За это я даю ей лавровый листик. Она его нюхает, лижет и передает другим. Все удивляются листику и так ясно, так очевидно довольны, что я, растянувшись на песке у костра, глотаю кусок за куском их вкусную рыбу.
ПО ИМАНДРЕ
Путь по Лапландии от Кандалакши до Колы остался тот же, как во времена новгородской колонизации. Совершенно так же шли и новгородцы на Мурман, и до последнего времени рыбаки—покрученники из Поморья.

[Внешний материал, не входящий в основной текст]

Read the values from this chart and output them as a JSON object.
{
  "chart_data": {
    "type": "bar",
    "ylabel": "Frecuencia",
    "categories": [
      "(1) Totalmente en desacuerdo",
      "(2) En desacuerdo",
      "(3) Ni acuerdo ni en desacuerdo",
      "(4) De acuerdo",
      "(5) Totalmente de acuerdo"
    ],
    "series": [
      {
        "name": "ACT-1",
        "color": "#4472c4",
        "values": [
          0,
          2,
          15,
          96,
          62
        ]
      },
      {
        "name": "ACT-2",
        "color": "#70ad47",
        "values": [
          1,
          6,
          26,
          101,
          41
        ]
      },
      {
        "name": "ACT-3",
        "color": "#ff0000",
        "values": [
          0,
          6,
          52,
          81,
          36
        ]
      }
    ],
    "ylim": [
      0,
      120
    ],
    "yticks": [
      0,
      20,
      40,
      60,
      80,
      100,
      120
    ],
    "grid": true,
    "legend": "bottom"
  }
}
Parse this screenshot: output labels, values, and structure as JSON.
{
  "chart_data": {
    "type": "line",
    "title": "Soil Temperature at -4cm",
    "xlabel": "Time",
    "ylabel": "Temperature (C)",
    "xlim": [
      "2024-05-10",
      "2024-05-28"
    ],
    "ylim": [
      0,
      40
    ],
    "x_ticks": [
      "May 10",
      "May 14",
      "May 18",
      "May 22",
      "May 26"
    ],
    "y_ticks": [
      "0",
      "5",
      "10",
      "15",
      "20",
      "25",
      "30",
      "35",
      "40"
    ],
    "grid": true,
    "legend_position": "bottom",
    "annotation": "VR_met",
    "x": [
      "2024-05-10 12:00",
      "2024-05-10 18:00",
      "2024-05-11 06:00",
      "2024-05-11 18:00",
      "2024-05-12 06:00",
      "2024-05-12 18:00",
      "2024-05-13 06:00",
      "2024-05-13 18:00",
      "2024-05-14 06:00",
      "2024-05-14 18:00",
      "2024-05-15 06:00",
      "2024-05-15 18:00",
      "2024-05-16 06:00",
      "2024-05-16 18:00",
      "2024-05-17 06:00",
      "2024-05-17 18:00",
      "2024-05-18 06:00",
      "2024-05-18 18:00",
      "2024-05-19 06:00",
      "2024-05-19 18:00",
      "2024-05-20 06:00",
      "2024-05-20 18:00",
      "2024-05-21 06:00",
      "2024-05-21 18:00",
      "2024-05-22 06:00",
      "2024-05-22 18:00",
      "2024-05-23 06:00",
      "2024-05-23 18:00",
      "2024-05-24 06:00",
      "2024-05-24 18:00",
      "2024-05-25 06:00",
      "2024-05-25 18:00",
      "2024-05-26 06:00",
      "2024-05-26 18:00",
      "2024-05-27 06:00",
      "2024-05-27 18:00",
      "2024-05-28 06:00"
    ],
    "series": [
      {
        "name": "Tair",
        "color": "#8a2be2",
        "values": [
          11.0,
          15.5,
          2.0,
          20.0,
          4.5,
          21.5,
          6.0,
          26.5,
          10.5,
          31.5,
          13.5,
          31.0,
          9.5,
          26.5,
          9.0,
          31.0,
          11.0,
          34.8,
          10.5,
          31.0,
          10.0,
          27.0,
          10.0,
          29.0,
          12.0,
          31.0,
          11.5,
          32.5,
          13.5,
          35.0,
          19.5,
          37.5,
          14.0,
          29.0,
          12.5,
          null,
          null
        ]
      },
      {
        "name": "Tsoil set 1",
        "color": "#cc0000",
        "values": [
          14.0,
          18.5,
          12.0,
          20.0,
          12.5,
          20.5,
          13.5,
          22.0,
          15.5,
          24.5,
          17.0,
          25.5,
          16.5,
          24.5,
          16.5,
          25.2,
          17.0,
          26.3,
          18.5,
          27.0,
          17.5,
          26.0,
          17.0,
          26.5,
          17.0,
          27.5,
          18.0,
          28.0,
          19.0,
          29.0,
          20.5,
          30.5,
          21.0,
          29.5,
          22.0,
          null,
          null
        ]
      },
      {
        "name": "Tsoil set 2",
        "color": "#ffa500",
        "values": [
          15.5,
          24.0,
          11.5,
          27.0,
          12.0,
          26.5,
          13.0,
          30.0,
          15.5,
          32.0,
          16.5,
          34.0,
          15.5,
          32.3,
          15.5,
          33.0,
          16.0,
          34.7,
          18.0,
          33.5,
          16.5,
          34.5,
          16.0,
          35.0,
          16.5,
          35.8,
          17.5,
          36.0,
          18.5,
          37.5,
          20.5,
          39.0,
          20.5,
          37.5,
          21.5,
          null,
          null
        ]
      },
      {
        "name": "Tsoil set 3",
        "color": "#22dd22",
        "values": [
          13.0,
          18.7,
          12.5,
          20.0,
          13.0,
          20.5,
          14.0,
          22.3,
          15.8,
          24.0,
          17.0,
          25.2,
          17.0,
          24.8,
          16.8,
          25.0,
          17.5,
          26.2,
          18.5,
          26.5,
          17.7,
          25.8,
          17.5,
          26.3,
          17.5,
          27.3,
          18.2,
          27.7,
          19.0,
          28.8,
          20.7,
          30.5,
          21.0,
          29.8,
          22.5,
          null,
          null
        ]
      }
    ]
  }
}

Теперь в разных местах пути выстроены избы, станции; возле каждой станции живет группа лопарей и занимается частью охотою на диких оленей в Хибинских горах, частью рыбною ловлей в озерах и немного оленеводством.
Чтобы узнать хоть сколько—нибудь местную жизнь, нужно непременно отклониться от традиций путеводителя, нужно создать себе не предусмотренные там препятствия и победить их. Это мое правило.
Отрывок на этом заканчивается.